Mark Smith Was Right: Supreme Court’s AR-15 Move Was Strategy, Not a Snub

“Several weeks ago, I explained that the U.S. Supreme Court’s silence on the AR-15 semi-automatic rifle question did not demonstrate hostility to the Second Amendment, but rather constituted a rationing of the high Court’s docket space. Now the Supreme Court’s decision to grant certiorari in two consolidated AR-15 cases proves my point: the Court’s decision to push the AR-15 question to the Fall of 2026 was deliberate all along. Here are my receipts.” – Professor Mark W. Smith, Four Boxes Diner Host

On June 30, the U.S. Supreme Court granted certiorari in two consolidated AR-15 cases — Viramontes v. Cook County, Illinois, No. 25-238, out of the Seventh Circuit, and Grant v. Higgins, No. 25-566, out of the Second Circuit — setting up oral argument in the October 2026 with a decision expected by June 2027. I am not revisiting that news here. I am writing this because I told you it was coming, in print, more than a month before it happened, and I explained then exactly why the Court’s silence on the AR-15 question earlier this Term was strategy rather than retreat. My prediction has now been vindicated, and the reasoning behind it tells you more about how this case will be decided than the bare fact of the grant does.

What I Wrote in Early May 2026

In an AmmoLand article published in May, I addressed a frequent question: why had SCOTUS passed over an AR-15 case this Term? I wrote then: “The Supreme Court did not skip the AR-15 case this term out of hostility or neglect. They ran out of bandwidth on a generational docket, and Justice Brett Kavanaugh has already telegraphed that the AR-15 case is coming as soon as October 2026.”

I made the same point in a video a few weeks later, walking through the reasoning in more detail: “I’m often asked why the Supreme Court did not take an AR-15 or large-capacity-magazine case this term. The implication is usually that the Supreme Court is dodging the Second Amendment, but there is another, more basic explanation. The justices have one of the most packed precedent-setting dockets in living memory, and Chief Justice John Roberts decided to ration the Court’s political capital for now.”
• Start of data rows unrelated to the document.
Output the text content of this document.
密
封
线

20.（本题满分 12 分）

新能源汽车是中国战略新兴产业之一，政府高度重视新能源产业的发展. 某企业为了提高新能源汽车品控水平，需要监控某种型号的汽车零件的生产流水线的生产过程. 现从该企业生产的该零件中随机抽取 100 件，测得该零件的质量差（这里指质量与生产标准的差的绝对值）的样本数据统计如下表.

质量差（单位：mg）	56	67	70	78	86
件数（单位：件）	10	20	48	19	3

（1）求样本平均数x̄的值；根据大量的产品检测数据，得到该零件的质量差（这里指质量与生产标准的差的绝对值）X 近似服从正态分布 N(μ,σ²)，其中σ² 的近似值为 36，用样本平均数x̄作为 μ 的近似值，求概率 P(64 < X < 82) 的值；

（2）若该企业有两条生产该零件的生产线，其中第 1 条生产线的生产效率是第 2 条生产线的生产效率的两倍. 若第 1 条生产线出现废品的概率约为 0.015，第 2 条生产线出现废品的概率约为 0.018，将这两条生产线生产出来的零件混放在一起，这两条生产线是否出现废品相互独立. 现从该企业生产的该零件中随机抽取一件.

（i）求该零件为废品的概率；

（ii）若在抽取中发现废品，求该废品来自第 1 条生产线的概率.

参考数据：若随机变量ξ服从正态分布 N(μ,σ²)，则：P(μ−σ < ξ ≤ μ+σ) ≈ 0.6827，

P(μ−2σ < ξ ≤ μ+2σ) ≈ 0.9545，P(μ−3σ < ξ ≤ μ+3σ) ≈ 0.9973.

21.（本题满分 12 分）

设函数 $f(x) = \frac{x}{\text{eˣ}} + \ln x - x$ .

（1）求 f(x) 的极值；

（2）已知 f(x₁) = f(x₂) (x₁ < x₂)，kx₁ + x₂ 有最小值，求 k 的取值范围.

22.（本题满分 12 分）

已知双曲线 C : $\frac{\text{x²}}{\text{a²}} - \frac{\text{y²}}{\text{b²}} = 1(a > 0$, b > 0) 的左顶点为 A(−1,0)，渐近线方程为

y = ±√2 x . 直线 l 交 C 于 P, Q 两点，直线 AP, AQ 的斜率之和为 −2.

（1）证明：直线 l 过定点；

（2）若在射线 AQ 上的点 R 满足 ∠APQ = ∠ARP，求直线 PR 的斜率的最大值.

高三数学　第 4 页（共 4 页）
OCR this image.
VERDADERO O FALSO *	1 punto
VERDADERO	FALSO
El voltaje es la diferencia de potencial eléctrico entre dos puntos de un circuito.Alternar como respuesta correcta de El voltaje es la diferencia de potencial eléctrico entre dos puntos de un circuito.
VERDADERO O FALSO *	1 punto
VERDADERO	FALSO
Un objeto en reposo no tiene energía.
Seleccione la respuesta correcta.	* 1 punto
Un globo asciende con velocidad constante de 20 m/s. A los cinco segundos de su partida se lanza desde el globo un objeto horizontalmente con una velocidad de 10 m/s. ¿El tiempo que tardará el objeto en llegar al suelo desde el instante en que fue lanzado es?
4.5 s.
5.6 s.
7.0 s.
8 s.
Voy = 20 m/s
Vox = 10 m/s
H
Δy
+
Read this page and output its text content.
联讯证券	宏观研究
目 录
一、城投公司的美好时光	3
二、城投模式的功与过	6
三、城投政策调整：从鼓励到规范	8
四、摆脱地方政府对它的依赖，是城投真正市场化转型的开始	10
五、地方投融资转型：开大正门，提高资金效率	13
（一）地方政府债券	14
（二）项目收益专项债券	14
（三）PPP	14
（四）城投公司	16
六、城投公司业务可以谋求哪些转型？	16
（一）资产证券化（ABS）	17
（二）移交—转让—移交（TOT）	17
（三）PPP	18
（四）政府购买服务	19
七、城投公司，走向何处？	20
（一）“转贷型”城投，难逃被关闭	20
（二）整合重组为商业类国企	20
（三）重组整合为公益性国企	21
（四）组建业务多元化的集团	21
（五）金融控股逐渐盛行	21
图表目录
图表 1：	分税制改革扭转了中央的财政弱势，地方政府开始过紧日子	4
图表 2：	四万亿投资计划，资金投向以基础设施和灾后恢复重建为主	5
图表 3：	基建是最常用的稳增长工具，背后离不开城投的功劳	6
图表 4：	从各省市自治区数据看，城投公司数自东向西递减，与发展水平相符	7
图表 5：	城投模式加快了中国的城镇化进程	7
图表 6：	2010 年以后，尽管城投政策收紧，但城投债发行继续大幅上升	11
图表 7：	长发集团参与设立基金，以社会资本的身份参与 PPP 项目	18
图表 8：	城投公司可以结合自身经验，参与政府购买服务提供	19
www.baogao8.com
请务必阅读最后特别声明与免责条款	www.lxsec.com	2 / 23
A Court Docket Rationed, Not Refused

The Supreme Court decides roughly seventy cases a year on the merits, drawn from every corner of federal and constitutional law — criminal procedure, intellectual property, environmental regulation, tax issues, tort questions, ERISA, the death penalty, civil rights and more. In a single SCOTUS Term, the Court can typically absorb only one or two cases in any given subject area, and this Term’s docket was extraordinarily heavy with high-stakes executive-power, tariff, and immigration disputes. That left room for two Second Amendment cases at most.

And the Court used its 2A allotment on Wolford v. Lopez, the Hawaii “vampire rule” no-carry default carry case, and United States v. Hemani, the drug-user firearm-prohibition case brought at the U.S. Solicitor General’s own urging.

An AR-15 case would have been a third, and that would have been too much given this Term’s politically-charged docket. Chief Justice Roberts manages the docket the way any institution with finite political capital manages risk: he spends it deliberately. Reading that restraint as hostility to the Second Amendment mistook institutional bandwidth for institutional intent.

Justice Brett Kavanaugh’s Chessboard

The clearest previous signal came from Justice Kavanaugh, whose forecasting record on this Court is difficult to ignore. Roughly eighteen months before the Court decided New York State Rifle & Pistol Association v. Bruen, 597 U.S. 1 (2022), he had already indicated publicly that the Court needed to resolve whether the right to bear arms extended to public carry — and it did, in Bruen.

Justice Kavanaugh had since signaled that the AR-15 question would come before the Court “in the next term or two.” That is precisely the sequence that has now unfolded: the cert grants in Viramontes and Grant lands squarely in the October 2026 Term, exactly the window Kavanaugh identified.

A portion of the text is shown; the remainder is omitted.